I thought it sounded strange: a free chocolate sundae for each guest? What did that mean? The questions pop up: what is a chocolate sundae anyways? Chocolate ice-cream with chocolate syrup?

“Yuck.” Mom chimes in, “That wouldn’t go at all. They’d better have vanilla (little did she know that there would be a conspicuous shortage of vanilla).”

“I’m sure they just use Dreyers or something.” Dad adds.

I still thought it was a little bizarre, and the truth of the matter probably would have dawned on me sooner if Daisy had not perpetrated the myth over dinner. Turns out the joke was on us.

We arrive at the Laugh Factory hours ahead of schedule, and proceed to line up behind two puffy faced youths who look like they should be attending the latest computer gaming convention. Nothing seems amiss. As we wait, the line behind us lengthens… before long Daisy, Dad, Mom, the dweebs and I are the minority and Mom begins her usual commentary on the company. “What’s with Daisy and black guys anyways? No shortage of guys for her to date here!” Cornrows and fros surround us. Beautiful, ebony-skinned women, decked to the nines, line up arm-in-arm with their coffee, black, and yes, chocolate, companions. The only vanilla in sight is the duo in front of us.

We strike up a conversation with the cream-puff dweebs.

“We came for the chocolate sundaes!” Mom says. I’m sure a bemused glance passed between their chubby faces, but we fail to notice.

The doorman comes by to arrange the lines, and separates the “guest list” to the side. “Do we still get a sundae if we’re not on the guest list?” Mom asks innocently.

"Ha..." The doorman gives an uncertain laugh. His raised eyebrow and perplexed smile suddenly conveys all. With growing horror I pray that Mom will keep her mouth shut but she continues: “That’s the whole reason we came! We’d better get our chocolate sundaes. We saved room!”

Mortification sinks in. The doorman realizes she’s not kidding, but attempts to play it off. “Haha, free chocolate sundaes for everyone. That would be a good one.” For some reason I seem to be the only one to realize that we will not be met with two scoops of ice-cream and a drizzle of chocolate-syrup upon entering the laugh factory. I recall our earlier, perfectly audible, and likely overheard discussion on how we had gorged ourselves at dinner, and how we would never be able to fit a sundae into our stuffed stomachs.
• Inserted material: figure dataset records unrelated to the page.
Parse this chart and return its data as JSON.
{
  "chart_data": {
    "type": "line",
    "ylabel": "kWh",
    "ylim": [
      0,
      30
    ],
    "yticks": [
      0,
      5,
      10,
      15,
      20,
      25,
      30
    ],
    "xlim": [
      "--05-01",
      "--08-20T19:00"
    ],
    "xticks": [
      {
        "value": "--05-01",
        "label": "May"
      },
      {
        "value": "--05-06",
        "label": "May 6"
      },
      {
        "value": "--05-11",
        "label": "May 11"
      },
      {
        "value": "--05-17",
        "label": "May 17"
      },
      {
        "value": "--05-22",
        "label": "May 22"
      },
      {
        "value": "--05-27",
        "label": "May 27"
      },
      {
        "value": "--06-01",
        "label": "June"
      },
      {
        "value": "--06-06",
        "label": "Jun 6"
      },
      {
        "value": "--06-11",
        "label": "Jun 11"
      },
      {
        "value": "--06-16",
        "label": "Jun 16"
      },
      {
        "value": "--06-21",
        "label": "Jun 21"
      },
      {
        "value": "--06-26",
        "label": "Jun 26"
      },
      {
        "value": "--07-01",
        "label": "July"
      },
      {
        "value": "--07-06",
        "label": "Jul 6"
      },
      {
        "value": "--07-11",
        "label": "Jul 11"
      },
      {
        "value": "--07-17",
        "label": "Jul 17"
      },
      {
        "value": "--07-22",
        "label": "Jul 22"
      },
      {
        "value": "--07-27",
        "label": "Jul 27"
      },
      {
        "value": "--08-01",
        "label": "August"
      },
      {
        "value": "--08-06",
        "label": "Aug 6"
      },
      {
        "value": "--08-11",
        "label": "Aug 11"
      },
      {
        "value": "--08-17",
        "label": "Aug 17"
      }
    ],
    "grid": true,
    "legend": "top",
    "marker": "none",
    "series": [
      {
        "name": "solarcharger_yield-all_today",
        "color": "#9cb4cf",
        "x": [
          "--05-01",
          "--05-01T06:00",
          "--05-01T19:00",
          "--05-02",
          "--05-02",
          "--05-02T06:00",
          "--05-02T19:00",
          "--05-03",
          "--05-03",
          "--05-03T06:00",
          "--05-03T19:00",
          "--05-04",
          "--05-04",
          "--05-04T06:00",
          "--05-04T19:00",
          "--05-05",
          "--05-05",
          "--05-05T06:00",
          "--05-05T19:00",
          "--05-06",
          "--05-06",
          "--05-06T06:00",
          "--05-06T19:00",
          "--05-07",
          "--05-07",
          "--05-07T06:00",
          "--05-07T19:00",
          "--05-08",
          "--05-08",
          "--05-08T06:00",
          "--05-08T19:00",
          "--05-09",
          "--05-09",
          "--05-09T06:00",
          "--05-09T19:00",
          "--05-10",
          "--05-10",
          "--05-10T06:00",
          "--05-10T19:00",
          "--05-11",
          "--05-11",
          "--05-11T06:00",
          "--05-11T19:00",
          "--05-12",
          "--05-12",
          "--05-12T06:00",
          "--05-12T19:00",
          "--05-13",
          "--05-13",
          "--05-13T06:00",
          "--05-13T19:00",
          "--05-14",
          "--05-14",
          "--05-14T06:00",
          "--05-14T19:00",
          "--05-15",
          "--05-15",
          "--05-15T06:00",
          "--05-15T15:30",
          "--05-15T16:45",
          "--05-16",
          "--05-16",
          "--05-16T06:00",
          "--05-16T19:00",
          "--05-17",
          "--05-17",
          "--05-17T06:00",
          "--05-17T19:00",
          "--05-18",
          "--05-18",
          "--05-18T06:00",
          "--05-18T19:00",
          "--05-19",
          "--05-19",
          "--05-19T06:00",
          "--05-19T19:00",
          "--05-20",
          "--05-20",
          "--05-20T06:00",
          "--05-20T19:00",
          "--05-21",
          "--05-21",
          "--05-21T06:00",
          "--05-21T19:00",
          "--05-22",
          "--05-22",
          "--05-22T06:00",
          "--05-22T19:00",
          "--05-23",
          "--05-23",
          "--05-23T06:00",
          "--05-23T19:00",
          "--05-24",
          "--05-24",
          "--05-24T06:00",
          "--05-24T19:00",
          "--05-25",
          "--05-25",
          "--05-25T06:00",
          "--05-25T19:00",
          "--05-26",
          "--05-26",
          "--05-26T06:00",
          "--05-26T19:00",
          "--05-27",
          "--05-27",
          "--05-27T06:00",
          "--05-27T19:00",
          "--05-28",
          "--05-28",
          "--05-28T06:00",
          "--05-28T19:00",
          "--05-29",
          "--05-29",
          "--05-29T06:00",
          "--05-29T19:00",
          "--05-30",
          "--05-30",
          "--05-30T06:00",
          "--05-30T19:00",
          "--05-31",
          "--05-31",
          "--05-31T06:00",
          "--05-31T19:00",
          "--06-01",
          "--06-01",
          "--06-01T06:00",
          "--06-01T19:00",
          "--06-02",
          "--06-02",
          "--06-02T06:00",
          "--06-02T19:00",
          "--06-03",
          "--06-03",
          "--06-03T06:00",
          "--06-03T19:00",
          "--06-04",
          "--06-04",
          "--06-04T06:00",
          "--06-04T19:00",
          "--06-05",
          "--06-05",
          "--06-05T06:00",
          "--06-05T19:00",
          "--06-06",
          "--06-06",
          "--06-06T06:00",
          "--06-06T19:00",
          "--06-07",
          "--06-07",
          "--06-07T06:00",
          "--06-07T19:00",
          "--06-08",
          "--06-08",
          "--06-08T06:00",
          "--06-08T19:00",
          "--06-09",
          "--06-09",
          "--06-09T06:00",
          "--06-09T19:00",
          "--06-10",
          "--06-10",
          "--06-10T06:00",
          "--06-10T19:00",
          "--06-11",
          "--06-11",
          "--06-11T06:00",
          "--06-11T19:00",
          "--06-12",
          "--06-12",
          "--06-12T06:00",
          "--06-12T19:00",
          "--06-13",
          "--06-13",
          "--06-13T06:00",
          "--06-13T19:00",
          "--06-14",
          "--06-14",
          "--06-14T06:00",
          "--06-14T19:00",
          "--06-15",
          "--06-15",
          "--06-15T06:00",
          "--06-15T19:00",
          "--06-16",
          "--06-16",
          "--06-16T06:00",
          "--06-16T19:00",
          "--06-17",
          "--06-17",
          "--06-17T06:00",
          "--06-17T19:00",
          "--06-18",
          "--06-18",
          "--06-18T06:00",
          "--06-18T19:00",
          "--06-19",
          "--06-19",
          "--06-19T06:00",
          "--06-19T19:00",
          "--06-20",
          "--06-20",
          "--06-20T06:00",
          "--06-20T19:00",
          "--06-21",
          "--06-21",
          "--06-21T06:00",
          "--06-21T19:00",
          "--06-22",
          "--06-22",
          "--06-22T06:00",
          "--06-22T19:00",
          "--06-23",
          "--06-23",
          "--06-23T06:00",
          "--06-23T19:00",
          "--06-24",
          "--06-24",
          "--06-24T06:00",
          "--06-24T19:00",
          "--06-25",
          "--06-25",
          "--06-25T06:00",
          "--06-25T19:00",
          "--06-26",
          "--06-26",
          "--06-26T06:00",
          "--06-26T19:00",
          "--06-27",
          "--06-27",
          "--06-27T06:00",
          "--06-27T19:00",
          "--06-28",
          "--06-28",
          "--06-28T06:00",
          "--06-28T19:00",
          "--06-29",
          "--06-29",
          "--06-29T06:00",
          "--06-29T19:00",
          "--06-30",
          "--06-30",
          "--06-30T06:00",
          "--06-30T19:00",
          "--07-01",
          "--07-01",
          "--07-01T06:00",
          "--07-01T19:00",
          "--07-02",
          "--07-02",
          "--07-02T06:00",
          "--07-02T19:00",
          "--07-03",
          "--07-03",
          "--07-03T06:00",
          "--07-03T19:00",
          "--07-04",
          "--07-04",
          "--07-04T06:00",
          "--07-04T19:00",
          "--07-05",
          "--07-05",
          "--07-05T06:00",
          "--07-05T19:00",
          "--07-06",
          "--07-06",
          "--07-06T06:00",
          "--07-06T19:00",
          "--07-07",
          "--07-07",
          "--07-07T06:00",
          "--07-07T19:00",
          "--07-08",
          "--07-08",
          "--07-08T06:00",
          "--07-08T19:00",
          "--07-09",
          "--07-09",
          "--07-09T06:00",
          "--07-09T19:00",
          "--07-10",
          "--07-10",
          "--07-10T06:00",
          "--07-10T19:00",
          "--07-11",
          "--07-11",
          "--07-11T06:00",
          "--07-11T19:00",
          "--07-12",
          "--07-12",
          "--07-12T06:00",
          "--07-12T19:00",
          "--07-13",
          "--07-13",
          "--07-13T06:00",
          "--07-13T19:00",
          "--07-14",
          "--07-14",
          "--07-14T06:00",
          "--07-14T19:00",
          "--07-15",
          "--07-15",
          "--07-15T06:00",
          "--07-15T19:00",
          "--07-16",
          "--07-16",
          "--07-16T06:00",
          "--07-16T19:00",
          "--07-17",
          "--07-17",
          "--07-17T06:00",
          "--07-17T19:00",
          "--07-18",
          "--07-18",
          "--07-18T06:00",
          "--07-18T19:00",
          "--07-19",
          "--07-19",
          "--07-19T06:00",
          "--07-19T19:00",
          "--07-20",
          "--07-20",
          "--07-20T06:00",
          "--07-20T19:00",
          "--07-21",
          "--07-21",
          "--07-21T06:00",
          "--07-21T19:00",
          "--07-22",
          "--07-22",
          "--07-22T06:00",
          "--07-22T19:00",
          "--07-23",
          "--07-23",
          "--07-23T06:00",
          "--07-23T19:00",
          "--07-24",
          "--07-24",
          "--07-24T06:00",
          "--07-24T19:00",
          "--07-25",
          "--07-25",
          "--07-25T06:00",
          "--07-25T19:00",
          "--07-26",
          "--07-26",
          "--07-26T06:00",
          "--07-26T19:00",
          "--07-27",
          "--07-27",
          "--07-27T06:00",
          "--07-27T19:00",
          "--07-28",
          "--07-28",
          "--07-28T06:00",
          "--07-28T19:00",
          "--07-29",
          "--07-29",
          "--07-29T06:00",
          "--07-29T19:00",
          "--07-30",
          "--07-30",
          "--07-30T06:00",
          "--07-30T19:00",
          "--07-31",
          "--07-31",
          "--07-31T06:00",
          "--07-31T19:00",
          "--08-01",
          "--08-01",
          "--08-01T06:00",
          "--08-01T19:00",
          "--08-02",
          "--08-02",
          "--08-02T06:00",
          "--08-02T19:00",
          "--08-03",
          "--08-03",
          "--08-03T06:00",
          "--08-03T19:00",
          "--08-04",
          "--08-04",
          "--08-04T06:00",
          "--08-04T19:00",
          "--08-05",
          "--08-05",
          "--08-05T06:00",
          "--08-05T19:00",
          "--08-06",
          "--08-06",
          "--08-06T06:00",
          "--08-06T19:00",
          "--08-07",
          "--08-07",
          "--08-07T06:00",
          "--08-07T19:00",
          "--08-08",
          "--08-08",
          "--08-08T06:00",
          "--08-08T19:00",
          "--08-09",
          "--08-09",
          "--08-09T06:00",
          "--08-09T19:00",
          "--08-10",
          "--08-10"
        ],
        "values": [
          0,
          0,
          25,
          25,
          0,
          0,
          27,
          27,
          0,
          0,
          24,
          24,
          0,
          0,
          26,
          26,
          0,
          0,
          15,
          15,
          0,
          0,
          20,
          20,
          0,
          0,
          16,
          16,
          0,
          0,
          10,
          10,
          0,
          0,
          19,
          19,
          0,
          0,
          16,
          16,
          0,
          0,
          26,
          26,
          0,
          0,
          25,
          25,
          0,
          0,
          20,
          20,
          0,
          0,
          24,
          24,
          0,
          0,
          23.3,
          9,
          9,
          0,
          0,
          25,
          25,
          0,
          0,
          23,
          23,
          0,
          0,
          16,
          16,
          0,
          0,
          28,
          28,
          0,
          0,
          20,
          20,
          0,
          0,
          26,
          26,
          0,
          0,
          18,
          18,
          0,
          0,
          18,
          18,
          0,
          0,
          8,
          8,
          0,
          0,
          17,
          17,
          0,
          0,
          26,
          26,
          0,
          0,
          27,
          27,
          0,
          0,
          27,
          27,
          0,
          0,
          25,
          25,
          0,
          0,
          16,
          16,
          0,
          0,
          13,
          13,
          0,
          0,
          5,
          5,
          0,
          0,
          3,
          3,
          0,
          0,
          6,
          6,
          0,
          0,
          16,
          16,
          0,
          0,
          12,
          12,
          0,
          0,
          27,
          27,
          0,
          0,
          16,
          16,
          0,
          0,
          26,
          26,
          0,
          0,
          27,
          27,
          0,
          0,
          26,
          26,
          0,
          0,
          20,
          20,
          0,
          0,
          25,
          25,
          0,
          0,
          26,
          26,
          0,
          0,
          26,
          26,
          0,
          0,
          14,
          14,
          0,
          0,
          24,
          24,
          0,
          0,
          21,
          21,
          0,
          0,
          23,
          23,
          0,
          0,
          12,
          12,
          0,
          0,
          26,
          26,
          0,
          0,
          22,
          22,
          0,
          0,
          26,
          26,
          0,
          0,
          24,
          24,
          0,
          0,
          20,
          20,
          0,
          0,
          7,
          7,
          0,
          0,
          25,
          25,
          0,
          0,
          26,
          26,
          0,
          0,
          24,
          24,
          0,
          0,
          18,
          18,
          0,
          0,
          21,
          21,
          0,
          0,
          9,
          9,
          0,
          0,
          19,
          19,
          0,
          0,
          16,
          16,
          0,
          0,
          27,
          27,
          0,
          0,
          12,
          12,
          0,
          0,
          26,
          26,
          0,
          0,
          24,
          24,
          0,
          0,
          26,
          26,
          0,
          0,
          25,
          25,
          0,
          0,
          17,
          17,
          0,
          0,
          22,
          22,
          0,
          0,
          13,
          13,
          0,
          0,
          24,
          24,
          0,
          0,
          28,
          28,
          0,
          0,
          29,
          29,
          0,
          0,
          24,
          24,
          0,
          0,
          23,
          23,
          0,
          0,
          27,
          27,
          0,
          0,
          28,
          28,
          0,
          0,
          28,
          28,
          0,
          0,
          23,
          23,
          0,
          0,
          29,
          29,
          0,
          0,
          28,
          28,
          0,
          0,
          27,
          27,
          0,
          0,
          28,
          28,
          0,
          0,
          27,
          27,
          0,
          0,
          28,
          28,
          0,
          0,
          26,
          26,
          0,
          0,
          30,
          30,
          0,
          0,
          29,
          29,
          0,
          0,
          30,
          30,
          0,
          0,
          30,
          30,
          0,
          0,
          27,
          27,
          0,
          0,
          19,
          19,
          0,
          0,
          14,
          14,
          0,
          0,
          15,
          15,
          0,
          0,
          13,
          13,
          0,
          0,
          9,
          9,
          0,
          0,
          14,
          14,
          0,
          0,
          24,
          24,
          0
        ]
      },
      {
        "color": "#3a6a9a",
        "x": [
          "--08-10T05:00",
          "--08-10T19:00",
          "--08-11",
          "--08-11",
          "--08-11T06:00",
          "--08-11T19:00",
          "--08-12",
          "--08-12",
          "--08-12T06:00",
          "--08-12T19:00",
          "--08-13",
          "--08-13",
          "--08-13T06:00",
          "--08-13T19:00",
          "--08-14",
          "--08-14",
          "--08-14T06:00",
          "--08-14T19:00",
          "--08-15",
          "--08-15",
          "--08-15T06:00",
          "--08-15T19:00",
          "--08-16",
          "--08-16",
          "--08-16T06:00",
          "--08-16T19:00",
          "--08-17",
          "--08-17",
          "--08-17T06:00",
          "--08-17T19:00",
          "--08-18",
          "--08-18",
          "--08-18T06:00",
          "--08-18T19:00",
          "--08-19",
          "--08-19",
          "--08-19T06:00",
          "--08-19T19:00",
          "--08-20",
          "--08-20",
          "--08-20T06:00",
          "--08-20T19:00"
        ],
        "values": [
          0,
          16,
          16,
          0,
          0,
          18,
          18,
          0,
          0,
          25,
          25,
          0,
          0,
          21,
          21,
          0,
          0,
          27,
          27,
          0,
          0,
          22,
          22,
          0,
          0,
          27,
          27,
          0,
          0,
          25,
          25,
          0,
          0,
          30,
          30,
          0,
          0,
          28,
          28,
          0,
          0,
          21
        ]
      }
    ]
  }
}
For a moment I wish that I too had dark skin to hide the bloom of beet-red spreading over my pale cheeks.

Then Mom serves the cherry-on-top: “Wouldn’t it be terrible if there weren’t really any chocolate sundaes, and it was just a play on words?” she wonders aloud. The guys in front of us snicker. I can’t take it anymore. “Mom, it is a play on words. I’m pretty sure there are no chocolate sundaes.” “What? Really? No!” She exclaims. Despite the lemon tart, profiteroles, and chocolate torte that we devoured earlier her voice betrays disappointment. I don’t bother to explain the growing obviousness of the metaphor:

Sunday night + Lots of Black people = Chocolate Sunday Night at the Laugh Factory.


Only the Robintons would take any offer of food literally. Let the Robinton Dish begin!